I would like to add Tibetan support in languagetool. I have built hunspell rules for it on https://github.com/eroux/hunspell-bo and I think a good first step would be to add these into languagetool. The problem is that I cannot find any documentation on how to add these files into languagetools. How can I do this? Also, note that Tibetan script doesn’t use space between words, but tshegs (U+0F0B and U+0F0C) between syllables, so languagetools has to be able to handle this in order to support Tibetan, I don’t know if it’s the case?
Welcome to LanguageTool! Here’s a documentation on how to add a language. As LT is mostly about style and grammar checking, we wouldn’t want to add a language that supports only spell checking, though. To add style and grammar rules for a language without spaces, you’ll need a so-called tokenizer that splits the text into tokens. There might be Open Source tokenizers available for Tibetan already.
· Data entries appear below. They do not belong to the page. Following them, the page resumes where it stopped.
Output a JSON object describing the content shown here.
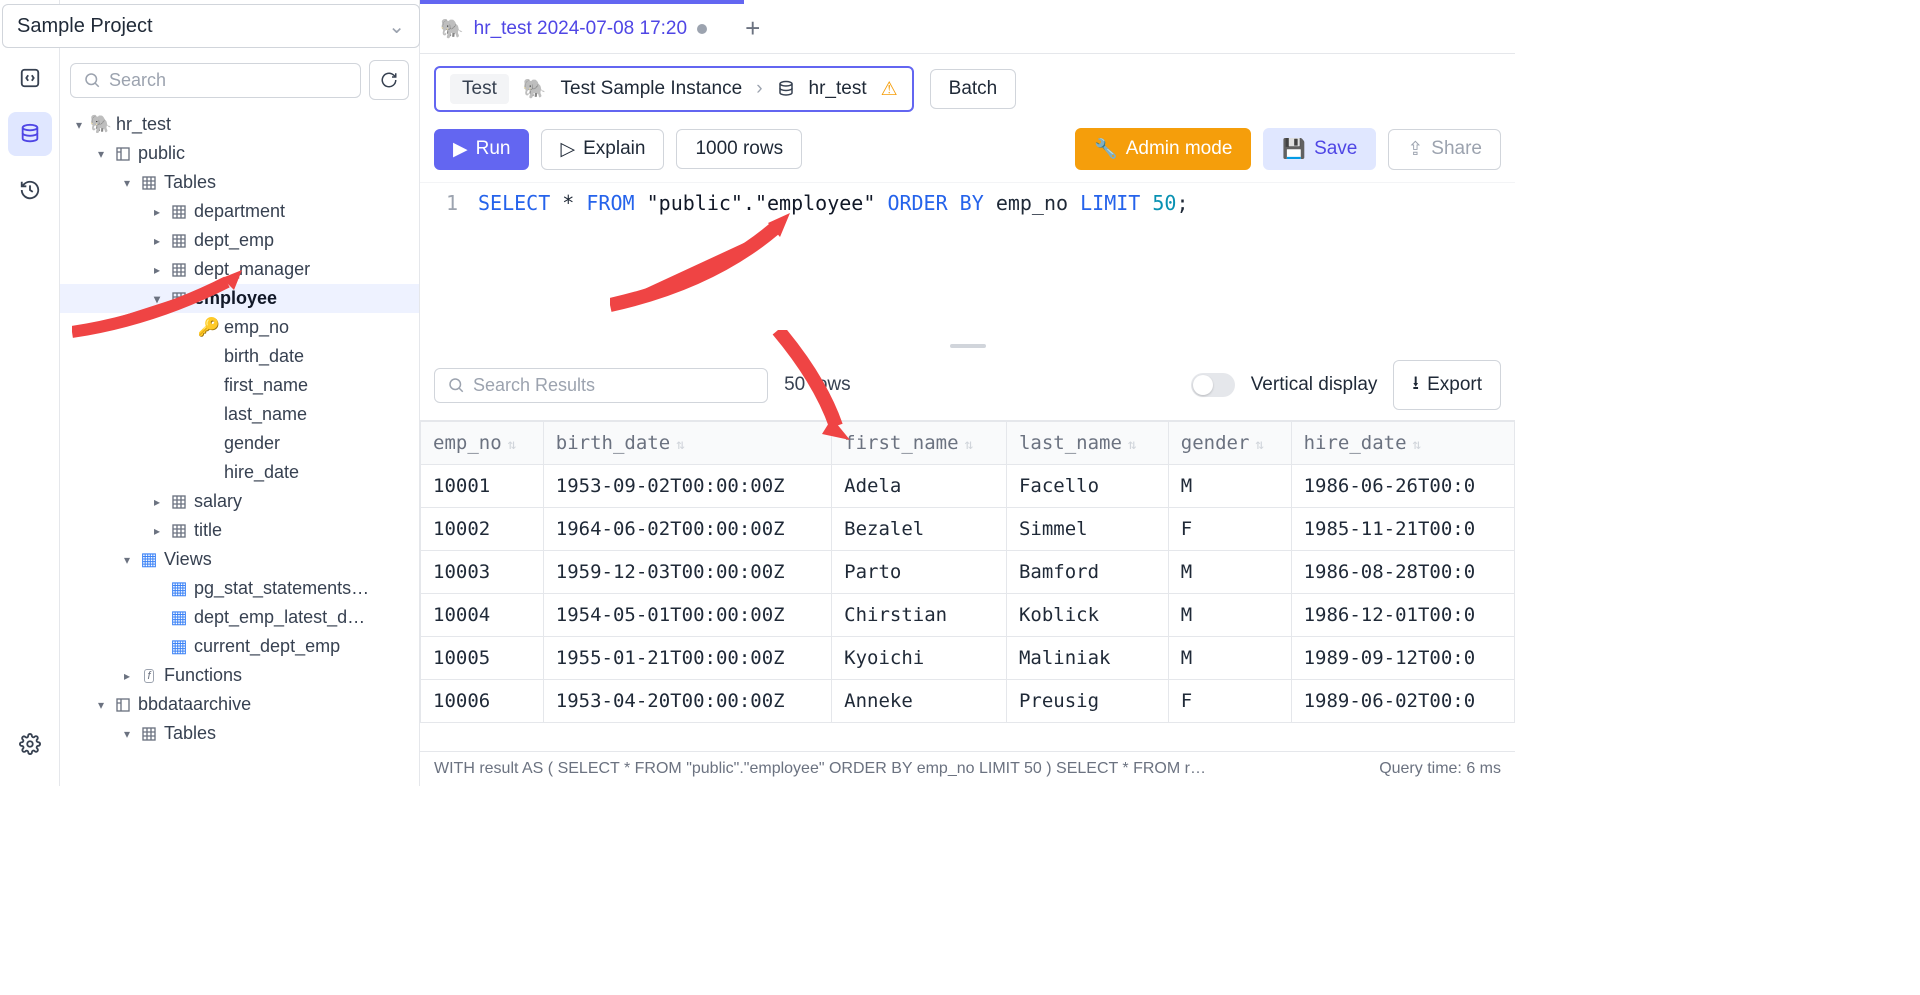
{
  "project": {
    "name": "Sample Project"
  },
  "sidebar": {
    "search_placeholder": "Search",
    "tree": {
      "db": "hr_test",
      "schema": "public",
      "tables_label": "Tables",
      "tables": [
        "department",
        "dept_emp",
        "dept_manager",
        "employee",
        "salary",
        "title"
      ],
      "employee_cols": [
        {
          "name": "emp_no",
          "key": true
        },
        {
          "name": "birth_date",
          "key": false
        },
        {
          "name": "first_name",
          "key": false
        },
        {
          "name": "last_name",
          "key": false
        },
        {
          "name": "gender",
          "key": false
        },
        {
          "name": "hire_date",
          "key": false
        }
      ],
      "views_label": "Views",
      "views": [
        "pg_stat_statements…",
        "dept_emp_latest_d…",
        "current_dept_emp"
      ],
      "functions_label": "Functions",
      "archive_db": "bbdataarchive",
      "archive_tables_label": "Tables"
    }
  },
  "tabs": {
    "active": "hr_test 2024-07-08 17:20"
  },
  "breadcrumb": {
    "env": "Test",
    "instance": "Test Sample Instance",
    "db": "hr_test"
  },
  "toolbar": {
    "batch": "Batch",
    "run": "Run",
    "explain": "Explain",
    "rowlimit": "1000 rows",
    "admin": "Admin mode",
    "save": "Save",
    "share": "Share"
  },
  "editor": {
    "line": "1",
    "sql_parts": {
      "select": "SELECT",
      "star": "*",
      "from": "FROM",
      "table": "\"public\".\"employee\"",
      "order": "ORDER BY",
      "col": "emp_no",
      "limit": "LIMIT",
      "n": "50",
      "semi": ";"
    }
  },
  "results_bar": {
    "search_placeholder": "Search Results",
    "rowcount": "50 rows",
    "vertical": "Vertical display",
    "export": "Export"
  },
  "results": {
    "columns": [
      "emp_no",
      "birth_date",
      "first_name",
      "last_name",
      "gender",
      "hire_date"
    ],
    "rows": [
      [
        "10001",
        "1953-09-02T00:00:00Z",
        "Adela",
        "Facello",
        "M",
        "1986-06-26T00:0"
      ],
      [
        "10002",
        "1964-06-02T00:00:00Z",
        "Bezalel",
        "Simmel",
        "F",
        "1985-11-21T00:0"
      ],
      [
        "10003",
        "1959-12-03T00:00:00Z",
        "Parto",
        "Bamford",
        "M",
        "1986-08-28T00:0"
      ],
      [
        "10004",
        "1954-05-01T00:00:00Z",
        "Chirstian",
        "Koblick",
        "M",
        "1986-12-01T00:0"
      ],
      [
        "10005",
        "1955-01-21T00:00:00Z",
        "Kyoichi",
        "Maliniak",
        "M",
        "1989-09-12T00:0"
      ],
      [
        "10006",
        "1953-04-20T00:00:00Z",
        "Anneke",
        "Preusig",
        "F",
        "1989-06-02T00:0"
      ]
    ]
  },
  "status": {
    "query": "WITH result AS ( SELECT * FROM \"public\".\"employee\" ORDER BY emp_no LIMIT 50 ) SELECT * FROM r…",
    "time": "Query time: 6 ms"
  }
}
Thank you for your quick answer! Let’s forget about Tibetan then. Out of curiosity, what kind of Tokenizers do you use? I’ve worked on a Tokenizer for Tibetan in Lucene at https://github.com/BuddhistDigitalResourceCenter/lucene-bo I’m wondering if it could be used directly?
For most languages, the tokenizer is rather trivial. For Chinese, we use an Open Source library called cjftransform, for Japanese we use lucene-gosen. So a Lucene tokenizer cannot be used directly, but wrapping it for use in LT should be rather easy.